Maekawa trained as a designer and during his early years he worked as a producer for film posters and newspaper ads. From the early 1950s onwards, he incorporated the use of burlap (a woven, raw fabric composed of plant/hemp fibres that’s mainly used for bags for rice and grain) in his artistic practice. He convinced co-founder Jiro Yoshihara of his abilities in 1959, but only formally joined the Gutai Art Association in 1962. In the Gutai Art Manifesto, Yoshihara wrote:
“Matter is never assimilated by the spirit. The spirit never dominates matter. If one leaves matter as it is, and simply presents it as matter, it begins to tell us something and even cries out. Bringing matter to life is a way of bringing the spirit to life.”
Hurried by the heat of gestural abstraction and Art Informel, Maekawa tried to distinguish himself from what was happening on the world stage at the time. “I worked incredibly hard to make paintings that were truly different,” he noted. “All my sacrifice has led to this way of expression, and that could be seen as the ultimate result of my exploration as an artist.” In 1963, he had a solo exhibition at the then recently founded Gutai Art Pinacotheca, where Yoshihara was striving to develop “international common ground”.
“After my solo show, I really tried to convey the idea that I had worked very hard to make everything.” However, with the death of Yoshihara in 1972, Maekawa lost his foothold when the group decided to dissolve and stop using the name 'Gutai'. There were years in which Maekawa took on many commissions as a designer to be able to provide for the needs of his family, and as a result, there was at times a lack of time and money to manifest himself as an artist.
Maekawa set up his studio for students in 1974 and began offering painting classes to children. His style as an artist became lighter and more refined. He intentionally combined cloth with a different tactility and other qualities, such as hemp cloth and cotton. With a sewing machine (a device Maekawa had in his parental home) or by using (tucked) seams, fine, slender, convex patterns were created. However, the reception of these works was poor; often applications for exhibitions were not accepted. Maekawa made several large works during this period, but due to the lack of storage for rejected works of art, only smaller works are extant, which bear witness to great intimacy.
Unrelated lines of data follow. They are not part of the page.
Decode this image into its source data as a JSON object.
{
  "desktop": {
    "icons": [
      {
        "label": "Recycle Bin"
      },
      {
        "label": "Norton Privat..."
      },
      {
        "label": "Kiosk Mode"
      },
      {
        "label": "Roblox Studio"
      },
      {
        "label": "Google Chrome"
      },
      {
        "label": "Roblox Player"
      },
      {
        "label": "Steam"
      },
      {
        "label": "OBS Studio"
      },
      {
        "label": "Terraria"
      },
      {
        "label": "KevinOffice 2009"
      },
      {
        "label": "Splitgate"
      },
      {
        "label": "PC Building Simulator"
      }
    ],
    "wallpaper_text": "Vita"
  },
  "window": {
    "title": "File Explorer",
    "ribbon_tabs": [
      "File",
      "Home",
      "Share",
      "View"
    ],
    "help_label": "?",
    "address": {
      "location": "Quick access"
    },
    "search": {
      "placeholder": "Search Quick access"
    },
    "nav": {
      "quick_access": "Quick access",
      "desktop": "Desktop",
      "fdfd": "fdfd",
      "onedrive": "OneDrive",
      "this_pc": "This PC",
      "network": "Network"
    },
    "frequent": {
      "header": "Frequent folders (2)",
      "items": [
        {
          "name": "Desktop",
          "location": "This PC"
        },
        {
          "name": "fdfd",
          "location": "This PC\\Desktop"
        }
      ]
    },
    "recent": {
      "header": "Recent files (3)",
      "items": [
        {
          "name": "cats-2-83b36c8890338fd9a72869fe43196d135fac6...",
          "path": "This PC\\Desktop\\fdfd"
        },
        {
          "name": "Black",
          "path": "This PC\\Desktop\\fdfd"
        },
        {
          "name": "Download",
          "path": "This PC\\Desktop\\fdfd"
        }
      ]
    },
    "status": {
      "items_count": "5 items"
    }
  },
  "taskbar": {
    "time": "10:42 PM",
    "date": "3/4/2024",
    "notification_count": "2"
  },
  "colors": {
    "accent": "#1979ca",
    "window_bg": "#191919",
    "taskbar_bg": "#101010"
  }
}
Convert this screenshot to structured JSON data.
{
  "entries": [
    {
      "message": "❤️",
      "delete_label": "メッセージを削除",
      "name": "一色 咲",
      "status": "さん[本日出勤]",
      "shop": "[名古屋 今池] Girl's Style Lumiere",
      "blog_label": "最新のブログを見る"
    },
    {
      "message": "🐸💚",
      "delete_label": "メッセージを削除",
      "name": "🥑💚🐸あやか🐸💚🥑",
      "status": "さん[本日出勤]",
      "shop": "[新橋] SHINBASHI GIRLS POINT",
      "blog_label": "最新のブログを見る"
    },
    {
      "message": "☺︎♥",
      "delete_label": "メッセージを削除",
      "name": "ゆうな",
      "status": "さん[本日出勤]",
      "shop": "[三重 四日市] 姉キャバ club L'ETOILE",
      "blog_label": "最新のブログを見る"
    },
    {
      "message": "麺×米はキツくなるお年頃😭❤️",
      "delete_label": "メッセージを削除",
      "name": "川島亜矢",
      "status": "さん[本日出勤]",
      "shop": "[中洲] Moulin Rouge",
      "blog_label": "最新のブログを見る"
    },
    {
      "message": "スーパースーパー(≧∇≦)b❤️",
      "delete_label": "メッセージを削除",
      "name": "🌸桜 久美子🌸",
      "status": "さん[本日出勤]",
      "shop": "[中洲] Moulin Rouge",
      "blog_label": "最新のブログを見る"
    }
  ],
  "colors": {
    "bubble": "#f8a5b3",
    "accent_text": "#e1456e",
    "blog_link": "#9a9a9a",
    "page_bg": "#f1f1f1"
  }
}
When the appreciation and recognition of artists associated with the Gutai Art Association grew worldwide in the 1980s, initially little was given about Maekawa's work. Attention was mainly focused on actions, installations, and performances, which are mainly associated with Gutai's first generation. Appreciation grew in Maekawa's native Japan, with several awards for new series of artworks and participation in the 1985 exhibition, Action and Emotion, Painting of the 1950s: Art Informel, Gutai, and COBRA at The National Museum of Art, Osaka. This museum was one of many that honoured Maekawa with an award in the 1980s. Nevertheless, he continued to search for new forms of expression.
Maekawa later again gave a greater role to colour in his work, in which the entire sewn burlap canvasses were painted in monochromatic hues. Burlap bags, which already had a function as a means of packaging or transport, again forced Maekawa to think about possibilities with already printed fabrics — as a ready-made. The compositional simplicity, basic reliefs, and pliable-looking structures, however, build on the calm subtlety that Maekawa brought to his practice. With the use of glistening oil (or varnish pressed directly from tubes) to mark certain areas of the surface, and the sometimes wrinkled and twisted waveforms, Maekawa reminds us of his urge to create, always looking for new ways to express himself.
Just like the Italian artist Alberto Burri, Maekawa worked with the material that was available at the time; just like Burri, this happened in a healing process after the Second World War. Burri was a physician and used burlap as artistic material in a prison camp. Afterwards, he worked on his famous series, Sacchi (sacks), which researchers saw as metaphorical references to human skin, linking the stitching to his practice as a doctor. Maekawa was confronted at a young age with the horrors of the war when his hometown was bombed by the Allied forces in 1945 until the day before the Japanese surrendered. With Burri, Maekawa shares the story of how a certain substance, a certain material, forms the narrative of healing and the search for own and new forms of expression.